Chilean authorities have urged 2,000 people living near the Calbuco volcano to evacuate after potentially devastating mudflows of volcanic debris were detected in a nearby river, the result of two huge eruptions this week that sent ash across large parts of southern South America.
Officials said on Friday that the evacuations were precautionary but necessary because flows of volcanic mud, known as lahars, are capable of levelling anything in their path once in motion.
The area had been evacuated after the volcano first erupted Wednesday afternoon, but by Friday many people had begun to return home even as Calbuco continued to billow lesser ejections of smoke and ash.
Authorities said the evacuees from the towns of Chamiza, Lago Chapo and Correntoso would stay at shelters in the nearby city of Puerto Montt.
The volcano, which had been dormant four decades, sent a plume of ash about 18km high during Wednesday’s blast.
|Notes from the field: Al Jazeera’s Lucia Newman|
Like a sleeping giant rudely awoken, the Calbuco has reminded Chile that 43 years of dormant existence is just a cat-nap in the life of an active volcano. The more than 10-million-year-old volcano erupted suddenly late on Wednesday. Now many of the 4,000 residents of Ensenada, who were forced to evacuate, were briefly allowed to return to the so-called red zone to check on their homes and clear roads and roofs as best they could.
A state of emergency remains in effect in towns and cities near the Calbuco. As the volcano continues to belch huge clouds of volcanic ash in the direction of neighbouring Argentina, where air traffic has been severely disrupted, volunteers are distributing food and water to those trying to salvage their belongings, or simply find their pets.
A second outburst came early on Thursday, with lightning crackling through a dark sky turned reddish orange by the explosion.
The head of the National Mining and Geology Service said on Friday that the volcano’s eruptive process could last weeks and even months and warned that a third eruption was possible.
“What I can say for certain is that this process is not going to end now,” Rodrigo Alvarez said.
“It’s highly likely that we will have other eruptions, maybe not with the same amount of energy, but with activity that can be worrisome.”
The two mighty blasts left Ensenada a ghost town, abandoned by most of its 1,500 residents.
Sitting at the foot of the volcano, the town was covered in thick soot and some roofs collapsed under the weight of the ash.
Just about 16km from Calbuco’s peak, Ensenada is within the official evacuation zone, and most residents complied. But about 30 refused to leave because of worries about their homes and animals.

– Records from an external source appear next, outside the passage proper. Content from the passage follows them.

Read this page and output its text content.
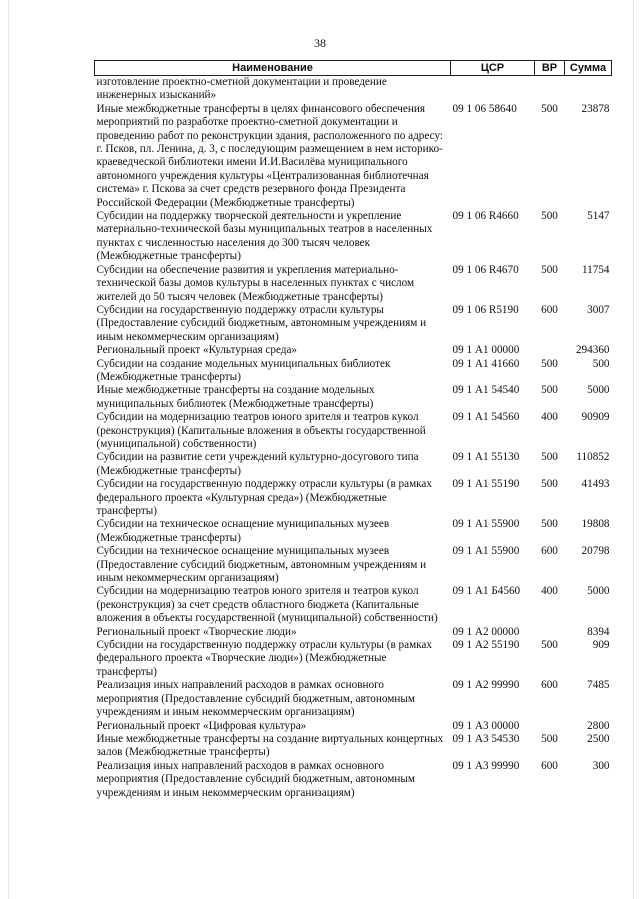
38
Наименование	ЦСР	ВР	Сумма
изготовление проектно-сметной документации и проведение инженерных изысканий»			
Иные межбюджетные трансферты в целях финансового обеспечения мероприятий по разработке проектно-сметной документации и проведению работ по реконструкции здания, расположенного по адресу: г. Псков, пл. Ленина, д. 3, с последующим размещением в нем историко-краеведческой библиотеки имени И.И.Василёва муниципального автономного учреждения культуры «Централизованная библиотечная система» г. Пскова за счет средств резервного фонда Президента Российской Федерации (Межбюджетные трансферты)	09 1 06 58640	500	23878
Субсидии на поддержку творческой деятельности и укрепление материально-технической базы муниципальных театров в населенных пунктах с численностью населения до 300 тысяч человек (Межбюджетные трансферты)	09 1 06 R4660	500	5147
Субсидии на обеспечение развития и укрепления материально-технической базы домов культуры в населенных пунктах с числом жителей до 50 тысяч человек (Межбюджетные трансферты)	09 1 06 R4670	500	11754
Субсидии на государственную поддержку отрасли культуры (Предоставление субсидий бюджетным, автономным учреждениям и иным некоммерческим организациям)	09 1 06 R5190	600	3007
Региональный проект «Культурная среда»	09 1 А1 00000		294360
Субсидии на создание модельных муниципальных библиотек (Межбюджетные трансферты)	09 1 А1 41660	500	500
Иные межбюджетные трансферты на создание модельных муниципальных библиотек (Межбюджетные трансферты)	09 1 А1 54540	500	5000
Субсидии на модернизацию театров юного зрителя и театров кукол (реконструкция) (Капитальные вложения в объекты государственной (муниципальной) собственности)	09 1 А1 54560	400	90909
Субсидии на развитие сети учреждений культурно-досугового типа (Межбюджетные трансферты)	09 1 А1 55130	500	110852
Субсидии на государственную поддержку отрасли культуры (в рамках федерального проекта «Культурная среда») (Межбюджетные трансферты)	09 1 А1 55190	500	41493
Субсидии на техническое оснащение муниципальных музеев (Межбюджетные трансферты)	09 1 А1 55900	500	19808
Субсидии на техническое оснащение муниципальных музеев (Предоставление субсидий бюджетным, автономным учреждениям и иным некоммерческим организациям)	09 1 А1 55900	600	20798
Субсидии на модернизацию театров юного зрителя и театров кукол (реконструкция) за счет средств областного бюджета (Капитальные вложения в объекты государственной (муниципальной) собственности)	09 1 А1 Б4560	400	5000
Региональный проект «Творческие люди»	09 1 А2 00000		8394
Субсидии на государственную поддержку отрасли культуры (в рамках федерального проекта «Творческие люди») (Межбюджетные трансферты)	09 1 А2 55190	500	909
Реализация иных направлений расходов в рамках основного мероприятия (Предоставление субсидий бюджетным, автономным учреждениям и иным некоммерческим организациям)	09 1 А2 99990	600	7485
Региональный проект «Цифровая культура»	09 1 А3 00000		2800
Иные межбюджетные трансферты на создание виртуальных концертных залов (Межбюджетные трансферты)	09 1 А3 54530	500	2500
Реализация иных направлений расходов в рамках основного мероприятия (Предоставление субсидий бюджетным, автономным учреждениям и иным некоммерческим организациям)	09 1 А3 99990	600	300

Ensenada was eerily empty except for a few residents using masks against the ash and an occasional horse or dog roaming its only street.
The 2,000-metre Calbuco, which last erupted in 1972, lies near the cities of Puerto Varas and Puerto Montt, about 1,000km south of Santiago.
Officials worried the clouds of ash could contaminate water, cause respiratory illnesses and ground more airline flights.
But with the coarse dust spreading over nearby countries, Argentine officials grounded flights in Buenos Aires, some 1,485km from the volcano, after a small amount of ash arrived Friday and clouded the sky.
Ash also forced the cancellation of some flights to Uruguay’s capital, Montevideo.
Heavier amounts of ash covered towns closer to the volcano. Cars and streets were coated with a thick blanket of ash in Villa La Angostura, Argentina, a town about 90km northeast of Calbuco.
Weather experts said the haze from the ash would likely clear up quickly unless there was another eruption.
“It doesn’t look like the wind will support a very long trail based on the current forecast,” said Michael Ventrice, an operations scientist at Weather Service International.